我輩と露世の仲を鑑が取り持ってくれるはずがない。
放課後、我輩は誰かに後を付けられていた。
怖くなって、我輩は連辞に連絡を取った。
連辞が、夜まで我輩の家の前で見張っていてくれたのだ。
その甲斐あって、我輩の身に何も起こることはなかった。
でも、我輩の後を付けた連中が、鑑の手の者だとは予想だにしない。
「鑑様。本日、月野原写影子に不審な行動はありませんでした」
「そうか。
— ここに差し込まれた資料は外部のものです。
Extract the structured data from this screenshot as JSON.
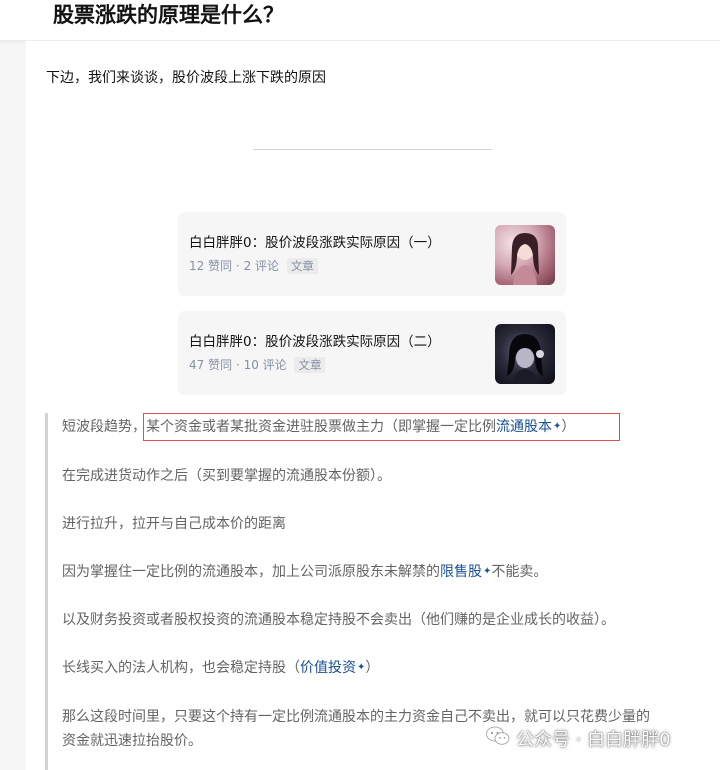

分かった」
後で聞いた話だ。
その頃、鑑はある屋敷にいた。
タブレットで本を読んでいたが、それをメモ帳に切り替える。
そこには、鑑の配下に集めさせた情報がメモされてあった。
「鑑様、そこには何が書かれてあるのですか?」
新参者の鑑の従者が、何気なく尋ねた。
鑑は、クスリと笑った。
「これ? すべて僕に関するレイフォトからの情報だよ。探偵の能力でなくても、レイフォトはフォトリベできるみたいだからね」
「そうなんですか。でも、レイフォトをフォトリベなんてスゴイですね」
だから、鑑は我輩と同じように独自でフォトリベして、情報をメモしていったようだ。
「そして、最終的に行き着いたのが、月野原写影子だ」
「彼女がまさか?」
「ああ。今日、確信を持った。彼女が黒幕だ」
鑑は怖い顔をして、壁に貼っているポスターにダーツを飛ばした。
それが、大きな我輩の顔の写真だと知ったら、すぐに誤解を解くために我輩は鑑に言い訳を並べただろう。
「僕は、許さないよ! 月野原写影子!」
鑑の思惑に全く気付かずに、我輩はこれを放置することになるのだ。
我輩の大きな顔写真がすべてダーツで埋まるまで、鑑は目の下にクマを作って恨み節を呟いていたという。
最近、夏だというのに背筋に寒気がしていたのは、彼のせいだったらしい。